The project in Learn SQL from Scratch uses a real dataset to investigate the impacts of karma, source, timing, and other factors on a submission’s success. With the dataset and a few SQL queries, participants uncover the qualities that successful past submissions have had in common.
The dataset is made up of a sample of 4,000 submissions to Hacker News dating back to its launch in 2007. Each row in the table carries data on the title of the submission, the user who submitted it, the score it received, the time it was submitted, and its URL.
This is enough to start figuring out what works on Hacker News.
The first step is determining the importance of being a power user. The goal of this part of the exercise is to determine whether or not a small percentage of Hacker News submitters account for the majority of the karma accumulated on the site. The verdict: just four power users accounted for 22% of the total karma in the dataset.
The next step is using
CASE statements to determine which websites feed Hacker News the most. These queries reveal that Github, the New York Times, and Medium are the sources the Hacker News community trusts the most.
After determining the best sites to submit from, participants determine the best time to post on Hacker News.

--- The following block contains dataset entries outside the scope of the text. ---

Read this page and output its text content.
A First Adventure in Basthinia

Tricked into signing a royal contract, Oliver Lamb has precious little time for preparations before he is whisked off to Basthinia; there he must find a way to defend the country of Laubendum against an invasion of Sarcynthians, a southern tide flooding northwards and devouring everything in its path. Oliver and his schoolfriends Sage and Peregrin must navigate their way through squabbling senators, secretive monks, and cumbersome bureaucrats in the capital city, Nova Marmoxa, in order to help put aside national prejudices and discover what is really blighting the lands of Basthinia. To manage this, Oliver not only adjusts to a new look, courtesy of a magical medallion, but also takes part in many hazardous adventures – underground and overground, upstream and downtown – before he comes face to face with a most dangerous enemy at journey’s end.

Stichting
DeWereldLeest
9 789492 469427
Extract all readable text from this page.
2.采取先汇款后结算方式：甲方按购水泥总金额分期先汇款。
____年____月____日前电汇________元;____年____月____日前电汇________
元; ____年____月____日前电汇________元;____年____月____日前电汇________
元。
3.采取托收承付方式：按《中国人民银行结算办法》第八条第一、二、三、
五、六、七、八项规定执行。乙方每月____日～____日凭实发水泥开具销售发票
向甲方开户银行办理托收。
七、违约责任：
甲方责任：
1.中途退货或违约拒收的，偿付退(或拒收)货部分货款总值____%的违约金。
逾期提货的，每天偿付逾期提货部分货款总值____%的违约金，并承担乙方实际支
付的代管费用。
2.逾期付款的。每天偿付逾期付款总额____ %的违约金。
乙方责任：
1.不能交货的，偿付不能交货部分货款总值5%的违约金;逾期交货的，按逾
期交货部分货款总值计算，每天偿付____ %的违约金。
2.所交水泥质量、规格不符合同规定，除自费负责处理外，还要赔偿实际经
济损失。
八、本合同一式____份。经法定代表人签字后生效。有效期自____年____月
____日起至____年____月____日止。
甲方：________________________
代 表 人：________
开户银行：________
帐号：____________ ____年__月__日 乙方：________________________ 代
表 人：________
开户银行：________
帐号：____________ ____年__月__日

Whether you’re a Hacker News devotee or not, you probably know that social media success is all about timing. The Sunday afternoon Instagram dump is a time-honored tradition at this point.
This is the portion of the project that Sonny Li, one of the curriculum developers who designed the project, is most excited about:
“I am always posting shenanigans and chasing karma on Hacker News and Reddit. This project was super fun to build because I wanted to see whether or not timing is a contributing factor behind HN stories that make it to the front page.”
The project’s final query produces a table listing every hour of the day and the corresponding average score of posts shared within that time frame.
So when is the best time to post something on Hacker News? It seems the community is most active on the bookends of the work day on the East Coast—articles shared around 7am EST, and then between 6 and 8 pm, have the highest average scores.
- The best times to post on Hacker News are in the morning around 7 am EST and in the evening between 6 and 8 pm
- Github, the New York Times, and Medium are the sources most trusted by the Hacker News community
- Four power users accounted for 22% of the total scores in the sample dataset, so having an established reputation pays off
Learn SQL from Scratch also features projects that utilize real datasets from the Metropolitan Museum of Art, IMDB, and various New York City restaurants, as well as a project created in collaboration with the team at Warby Parker.